Lesão peniana ulcerada crônica em tabagista com higiene precária → Alta suspeita de carcinoma peniano, biópsia é mandatória.
Uma lesão peniana ulcerada que não cicatriza, especialmente em pacientes com fatores de risco como tabagismo e má higiene (fimose/balanopostite crônica), deve levantar forte suspeita de carcinoma peniano. A biópsia é o padrão ouro para o diagnóstico definitivo.
O carcinoma peniano é uma neoplasia rara em países desenvolvidos, mas com maior incidência em regiões com menor acesso à higiene e saúde, como algumas áreas rurais do Brasil. É uma doença com alta morbidade e mortalidade se não diagnosticada precocemente. A identificação de fatores de risco como fimose, má higiene, tabagismo e infecção por HPV é crucial para a suspeita clínica. A fisiopatologia está ligada à inflamação crônica e à exposição a carcinógenos (esmegma, HPV). O diagnóstico precoce é essencial. A apresentação clínica mais comum é uma lesão ulcerada, vegetante ou infiltrativa no pênis que não cicatriza. A presença de secreção fétida pode indicar infecção secundária ou necrose tumoral. Diante de qualquer lesão suspeita, especialmente em pacientes com fatores de risco, a hipótese de malignidade deve ser prioritária. A conduta adequada é a biópsia incisional da lesão para confirmação histopatológica. O tratamento varia conforme o estágio da doença, podendo incluir cirurgia (penectomia parcial ou total), radioterapia e quimioterapia. O atraso no diagnóstico e tratamento pode levar à progressão local e metástases linfonodais, comprometendo o prognóstico. A educação sobre higiene e a circuncisão em casos de fimose são medidas preventivas importantes.
Os principais fatores de risco incluem fimose (incapacidade de retrair o prepúcio), má higiene local, infecção pelo HPV, tabagismo e idade avançada. A fimose e a higiene precária favorecem a acumulação de esmegma, que é carcinogênico.
A biópsia é fundamental porque é o único método que permite o diagnóstico histopatológico definitivo do carcinoma peniano.
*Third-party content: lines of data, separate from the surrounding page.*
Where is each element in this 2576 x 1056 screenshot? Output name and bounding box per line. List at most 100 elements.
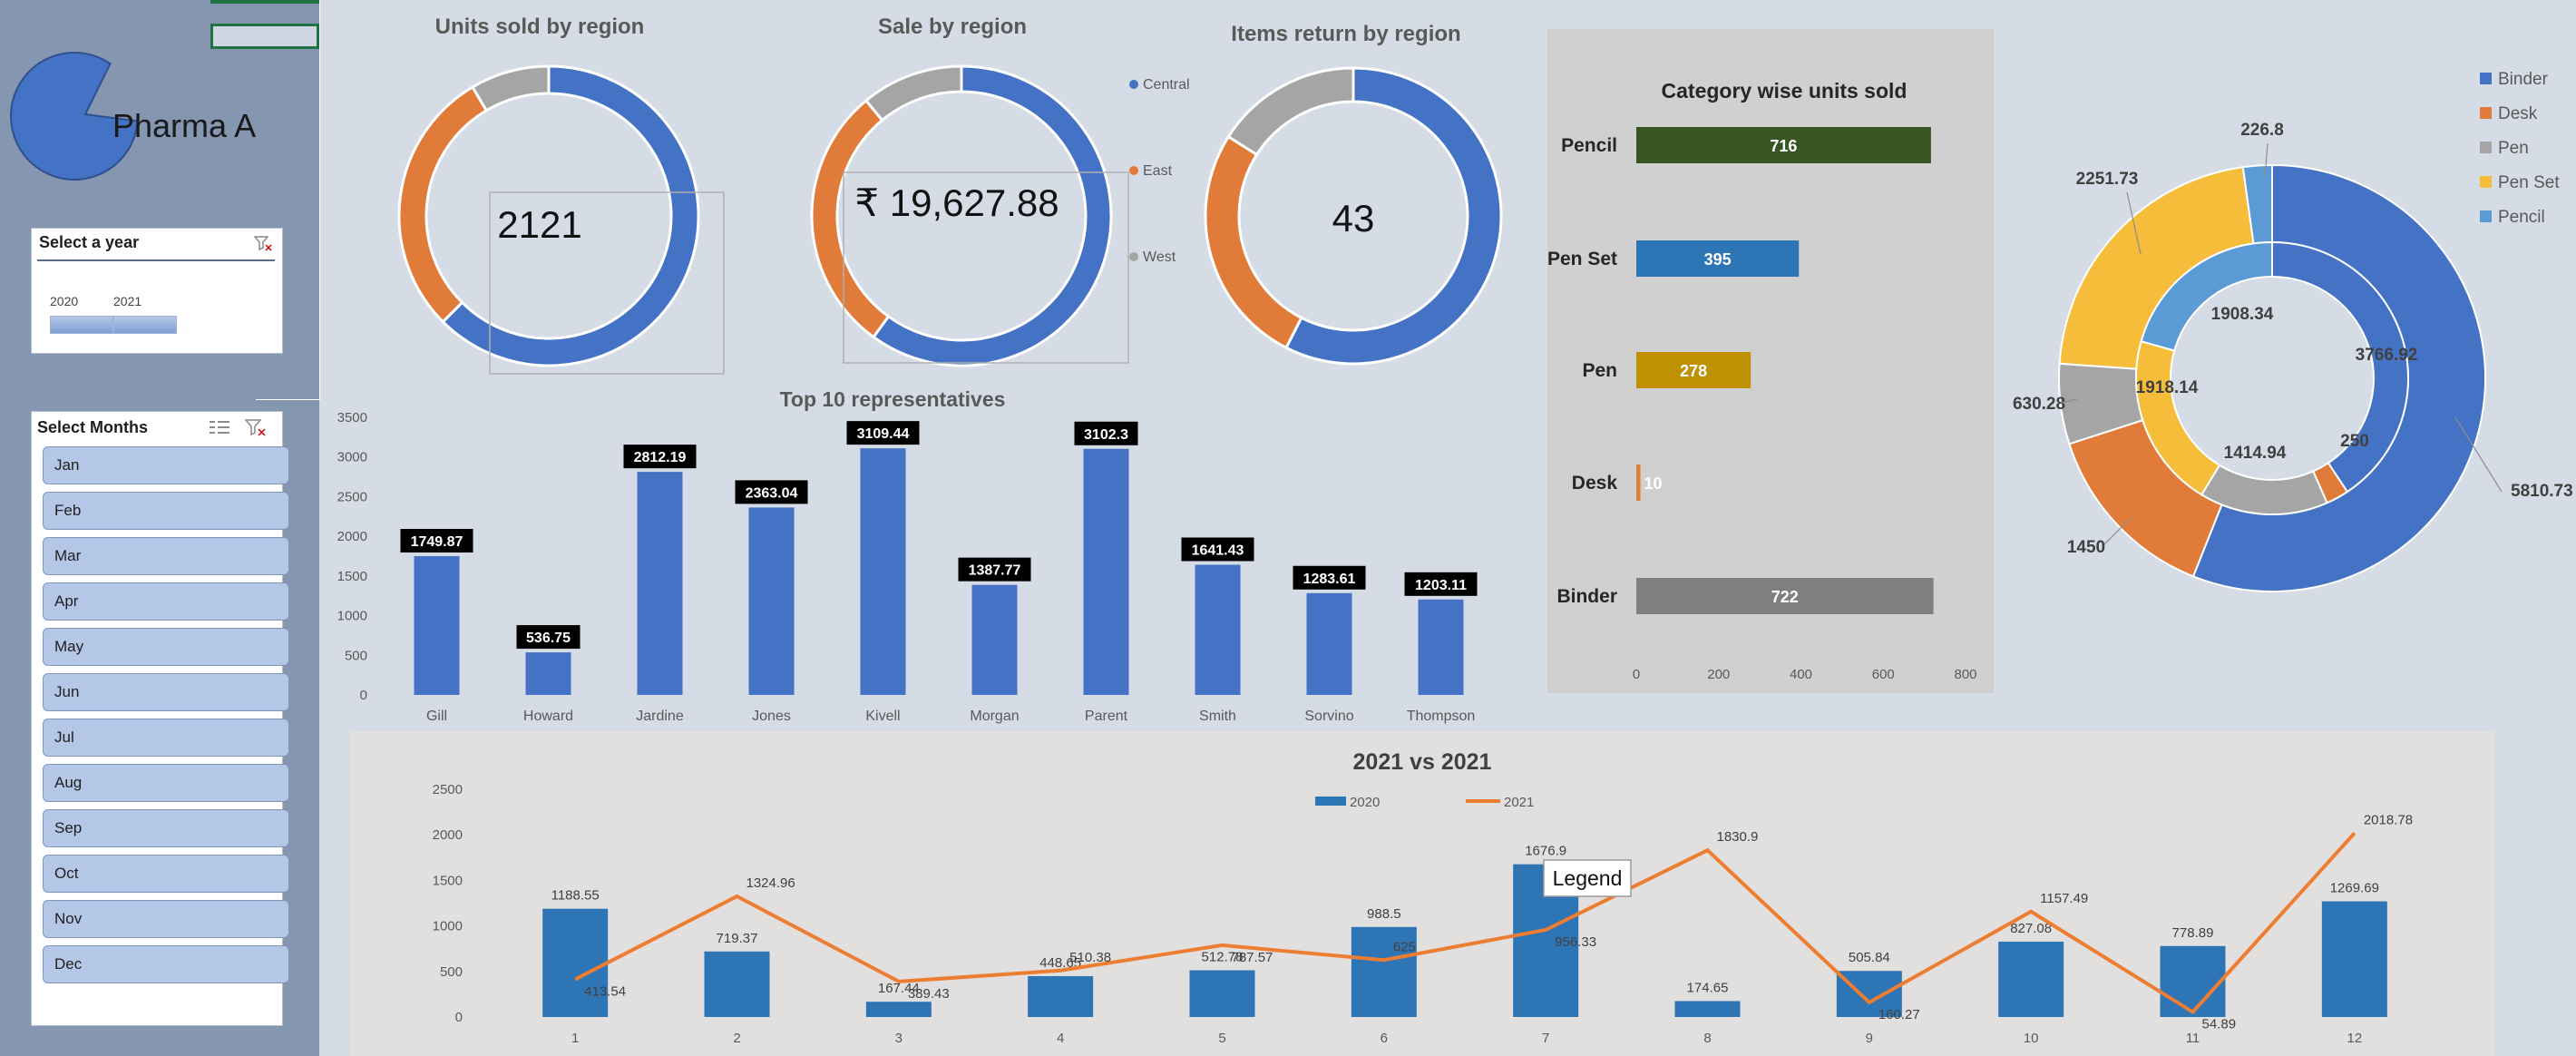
- double-donut-inner-slice-binder: [2271, 240, 2409, 494]
- combo-bar-label: 1269.69: [2330, 881, 2379, 896]
- reps-data-label: 1641.43: [1192, 543, 1244, 558]
- combo-x-label: 11: [2186, 1031, 2200, 1046]
- combo-line-label: 1830.9: [1717, 829, 1759, 845]
- category-label: Pen: [1582, 360, 1617, 381]
- chart-title-units: Units sold by region: [435, 15, 645, 39]
- combo-bar-label: 505.84: [1849, 950, 1890, 965]
- reps-bar: [414, 556, 460, 695]
- reps-y-tick: 0: [360, 688, 367, 703]
- combo-x-label: 10: [2024, 1031, 2039, 1046]
- combo-bar-label: 1188.55: [551, 888, 600, 904]
- combo-line-label: 54.89: [2202, 1016, 2237, 1032]
- logo-area: [10, 52, 139, 181]
- reps-data-label: 1283.61: [1303, 572, 1356, 587]
- reps-bar: [748, 507, 795, 695]
- double-donut-leader: [2103, 516, 2132, 545]
- year-item-2020[interactable]: 2020: [50, 294, 79, 308]
- category-bar: [1636, 127, 1931, 163]
- reps-data-label-bg: [1074, 421, 1138, 445]
- reps-y-tick: 1000: [337, 609, 367, 624]
- combo-x-label: 1: [571, 1031, 579, 1046]
- reps-x-label: Morgan: [970, 709, 1019, 724]
- month-button-feb[interactable]: Feb: [43, 492, 289, 530]
- chart-title-reps: Top 10 representatives: [780, 387, 1006, 411]
- month-button-dec[interactable]: Dec: [43, 945, 289, 983]
- tooltip-box: [1543, 859, 1632, 897]
- combo-y-tick: 1000: [433, 919, 463, 934]
- category-bar: [1636, 578, 1934, 614]
- legend-desk-label: Desk: [2498, 104, 2538, 123]
- category-x-tick: 200: [1707, 667, 1730, 682]
- combo-bar-2020: [1674, 1001, 1741, 1017]
- year-item-2021[interactable]: 2021: [113, 294, 142, 308]
- combo-x-label: 4: [1057, 1031, 1064, 1046]
- month-button-nov[interactable]: Nov: [43, 900, 289, 938]
- month-button-aug[interactable]: Aug: [43, 764, 289, 802]
- year-timeline-bar-2020[interactable]: [50, 316, 113, 334]
- donut-2-slice-central: [1283, 66, 1503, 366]
- combo-line-label: 389.43: [908, 986, 950, 1002]
- reps-bar: [1418, 599, 1464, 695]
- combo-line-label: 1157.49: [2040, 891, 2088, 906]
- reps-y-tick: 2000: [337, 529, 367, 544]
- clear-filter-icon[interactable]: [244, 417, 268, 437]
- chart-title-sales: Sale by region: [878, 15, 1027, 39]
- combo-y-tick: 1500: [433, 873, 463, 888]
- kpi-returns-value: 43: [1332, 197, 1375, 240]
- legend-east-label: East: [1143, 163, 1173, 179]
- double-donut-data-label: 1908.34: [2211, 305, 2274, 324]
- kpi-units-value: 2121: [497, 203, 581, 246]
- category-data-label: 10: [1644, 474, 1663, 493]
- category-data-label: 722: [1771, 588, 1799, 606]
- months-slicer-title: Select Months: [37, 418, 149, 436]
- kpi-sales-value: ₹ 19,627.88: [854, 181, 1059, 224]
- combo-bar-2020: [542, 908, 609, 1017]
- month-button-oct[interactable]: Oct: [43, 855, 289, 893]
- combo-bar-label: 988.5: [1367, 906, 1401, 922]
- month-button-may[interactable]: May: [43, 628, 289, 666]
- double-donut-inner-slice-pencil: [2140, 240, 2273, 352]
- month-button-mar[interactable]: Mar: [43, 537, 289, 575]
- month-button-jun[interactable]: Jun: [43, 673, 289, 711]
- year-timeline-bar-2021[interactable]: [113, 316, 177, 334]
- month-button-apr[interactable]: Apr: [43, 582, 289, 621]
- donut-0-slice-central: [441, 64, 700, 367]
- legend-desk-marker: [2480, 107, 2492, 119]
- months-slicer: Select Months Jan Feb Mar Apr May Jun Ju…: [31, 411, 289, 1026]
- double-donut-data-label: 2251.73: [2076, 170, 2139, 189]
- combo-x-label: 2: [733, 1031, 740, 1046]
- donut-1-slice-west: [864, 64, 963, 122]
- month-button-jan[interactable]: Jan: [43, 446, 289, 484]
- tooltip-text: Legend: [1553, 866, 1623, 890]
- chart-title-category: Category wise units sold: [1662, 79, 1908, 103]
- combo-line-label: 956.33: [1555, 934, 1596, 950]
- combo-x-label: 9: [1866, 1031, 1873, 1046]
- combo-bar-label: 719.37: [717, 931, 758, 946]
- double-donut-data-label: 3766.92: [2356, 346, 2418, 365]
- combo-bar-2020: [1189, 970, 1255, 1017]
- chart-title-compare: 2021 vs 2021: [1353, 749, 1492, 775]
- reps-data-label: 2812.19: [634, 450, 687, 465]
- legend-central-marker: [1129, 80, 1138, 89]
- combo-y-tick: 2000: [433, 827, 463, 843]
- reps-data-label-bg: [735, 480, 808, 504]
- reps-data-label-bg: [1293, 565, 1366, 590]
- reps-data-label: 1203.11: [1415, 578, 1467, 593]
- double-donut-leader: [2126, 191, 2142, 255]
- donut-2-slice-east: [1204, 134, 1303, 350]
- selected-cell[interactable]: [210, 24, 319, 49]
- reps-data-label-bg: [846, 421, 920, 445]
- double-donut-leader: [2264, 142, 2269, 178]
- multi-select-icon[interactable]: [208, 417, 231, 437]
- donut-0-slice-west: [470, 64, 551, 112]
- reps-data-label-bg: [1404, 572, 1478, 596]
- combo-bar-label: 448.65: [1039, 955, 1081, 971]
- reps-data-label: 3102.3: [1084, 427, 1128, 443]
- month-button-sep[interactable]: Sep: [43, 809, 289, 847]
- category-x-tick: 400: [1790, 667, 1812, 682]
- category-bar: [1636, 464, 1641, 501]
- month-button-jul[interactable]: Jul: [43, 719, 289, 757]
- clear-filter-icon[interactable]: [253, 234, 273, 252]
- combo-bar-label: 167.44: [878, 981, 920, 996]
- double-donut-data-label: 630.28: [2013, 395, 2065, 414]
Lesões crônicas que não cicatrizam com tratamentos convencionais devem ser biopsiadas para descartar malignidade e iniciar o tratamento adequado precocemente.
Os diagnósticos diferenciais incluem infecções sexualmente transmissíveis (sífilis, herpes genital, cancro mole), balanopostites, líquen escleroso e outras condições inflamatórias. A persistência da lesão e os fatores de risco devem sempre levantar a suspeita de malignidade.